My first book recommendation for Pride 2021 is one I picked up because it seemed to be haunting me by appearing everywhere I looked! Heartstopper by Alice Oseman is a series of graphic novels about two British teenage boys—openly gay Charlie and apparently straight Nick—navigating their burgeoning relationship.
Nick and Charlie both attend Truham Grammar School for Boys in England where they meet when placed together in the same form group. Nick is immediately friendly which sets Charlie on edge given that Nick has a reputation of being “one of the lads,” but they quickly develop a close friendship forged around Mario Kart and playing with Nick’s dog Nellie. Nick even convinces Charlie to join the school’s rugby team and defends him when the other players initially mock his thin physique.
Both boys soon develop obvious feelings for one another but neither is sure how to handle this. Charlie worries that he is letting himself in for inevitable heartache by falling for a straight boy, while Nick is confused about what his feelings mean because… He likes girls, right? As the two become closer, both Nick and Charlie have to figure out exactly where they want to go from here.
The first Heartstopper volume does end somewhat abruptly but I quickly picked up the second and third volumes from my local library and volume four was published in May. You can also read the entire series online for free on Tumblr, Tapas, or Webtoon. Alice Oseman has written several standalone novels that all take place in the same universe as Heartstopper with many shared characters; these include Solitaire, This Winter, and Nick and Charlie.

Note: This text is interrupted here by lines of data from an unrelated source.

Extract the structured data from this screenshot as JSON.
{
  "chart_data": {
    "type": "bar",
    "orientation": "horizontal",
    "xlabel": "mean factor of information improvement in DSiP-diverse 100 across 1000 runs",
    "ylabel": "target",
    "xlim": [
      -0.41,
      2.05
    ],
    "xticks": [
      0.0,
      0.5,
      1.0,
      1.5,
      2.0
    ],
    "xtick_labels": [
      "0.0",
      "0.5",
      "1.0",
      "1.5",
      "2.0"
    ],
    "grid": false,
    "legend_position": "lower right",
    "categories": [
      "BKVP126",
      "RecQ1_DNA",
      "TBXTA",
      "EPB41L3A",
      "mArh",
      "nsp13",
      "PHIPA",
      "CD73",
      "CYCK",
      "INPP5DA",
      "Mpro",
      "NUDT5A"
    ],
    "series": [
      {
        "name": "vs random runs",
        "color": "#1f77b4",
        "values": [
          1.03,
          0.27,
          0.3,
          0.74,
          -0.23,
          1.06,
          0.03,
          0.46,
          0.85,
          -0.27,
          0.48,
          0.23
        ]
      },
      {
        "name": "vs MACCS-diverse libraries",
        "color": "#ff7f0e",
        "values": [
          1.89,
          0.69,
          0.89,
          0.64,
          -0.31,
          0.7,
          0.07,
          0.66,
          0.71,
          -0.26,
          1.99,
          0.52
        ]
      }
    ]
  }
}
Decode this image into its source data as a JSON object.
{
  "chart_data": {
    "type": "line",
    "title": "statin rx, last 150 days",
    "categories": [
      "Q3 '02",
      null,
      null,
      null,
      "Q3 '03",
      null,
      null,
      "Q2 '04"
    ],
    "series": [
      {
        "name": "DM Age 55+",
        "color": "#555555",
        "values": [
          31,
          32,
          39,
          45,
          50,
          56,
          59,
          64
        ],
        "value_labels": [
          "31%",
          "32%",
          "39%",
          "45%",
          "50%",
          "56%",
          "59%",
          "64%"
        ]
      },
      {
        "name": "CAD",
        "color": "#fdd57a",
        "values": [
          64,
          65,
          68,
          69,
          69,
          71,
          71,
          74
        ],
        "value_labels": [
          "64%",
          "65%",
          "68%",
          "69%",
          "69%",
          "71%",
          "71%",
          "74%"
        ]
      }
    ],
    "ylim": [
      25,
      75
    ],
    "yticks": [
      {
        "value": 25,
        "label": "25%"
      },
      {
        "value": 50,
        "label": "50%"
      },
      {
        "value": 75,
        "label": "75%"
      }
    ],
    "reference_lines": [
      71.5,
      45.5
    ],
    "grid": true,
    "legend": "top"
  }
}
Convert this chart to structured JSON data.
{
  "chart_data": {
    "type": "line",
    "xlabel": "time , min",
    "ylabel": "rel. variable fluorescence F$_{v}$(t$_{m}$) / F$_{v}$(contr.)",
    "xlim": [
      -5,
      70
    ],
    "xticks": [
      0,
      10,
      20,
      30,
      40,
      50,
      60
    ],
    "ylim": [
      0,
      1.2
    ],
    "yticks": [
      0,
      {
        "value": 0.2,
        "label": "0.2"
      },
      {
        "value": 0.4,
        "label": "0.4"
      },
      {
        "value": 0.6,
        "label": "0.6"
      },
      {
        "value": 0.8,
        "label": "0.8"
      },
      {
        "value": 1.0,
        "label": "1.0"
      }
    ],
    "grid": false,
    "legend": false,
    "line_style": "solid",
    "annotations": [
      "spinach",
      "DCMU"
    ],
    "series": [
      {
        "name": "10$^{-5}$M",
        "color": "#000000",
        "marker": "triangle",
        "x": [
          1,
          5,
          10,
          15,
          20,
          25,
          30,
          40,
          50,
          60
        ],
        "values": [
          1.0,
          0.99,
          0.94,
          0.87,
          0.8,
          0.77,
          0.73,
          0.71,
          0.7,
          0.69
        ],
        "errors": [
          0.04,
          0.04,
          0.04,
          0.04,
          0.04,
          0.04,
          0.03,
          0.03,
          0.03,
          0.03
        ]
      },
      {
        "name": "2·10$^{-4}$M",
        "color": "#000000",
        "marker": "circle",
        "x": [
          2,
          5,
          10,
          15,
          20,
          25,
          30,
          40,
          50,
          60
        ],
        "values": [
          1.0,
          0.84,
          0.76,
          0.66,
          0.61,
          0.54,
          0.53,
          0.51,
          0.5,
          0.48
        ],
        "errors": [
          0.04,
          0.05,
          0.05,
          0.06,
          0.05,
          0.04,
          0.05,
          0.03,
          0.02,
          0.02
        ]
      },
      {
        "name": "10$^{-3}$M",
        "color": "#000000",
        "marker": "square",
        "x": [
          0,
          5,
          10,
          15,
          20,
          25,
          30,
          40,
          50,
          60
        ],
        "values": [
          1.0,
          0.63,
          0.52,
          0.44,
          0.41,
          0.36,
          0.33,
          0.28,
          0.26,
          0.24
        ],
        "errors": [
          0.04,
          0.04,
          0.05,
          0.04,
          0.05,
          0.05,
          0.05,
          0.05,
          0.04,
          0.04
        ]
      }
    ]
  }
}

I absolutely fell in love with Heartstopper, pretty much from the first page. Nick and Charlie are both wonderfully relatable characters and their friendship and subsequent romance are so cute. I went to an English grammar school so reading this brought back many nostalgic feelings too. The series has also recently been picked up by Netflix as an eight-episode live-action show that I hope will maintain the sweet and almost sappy nature of the graphic novels.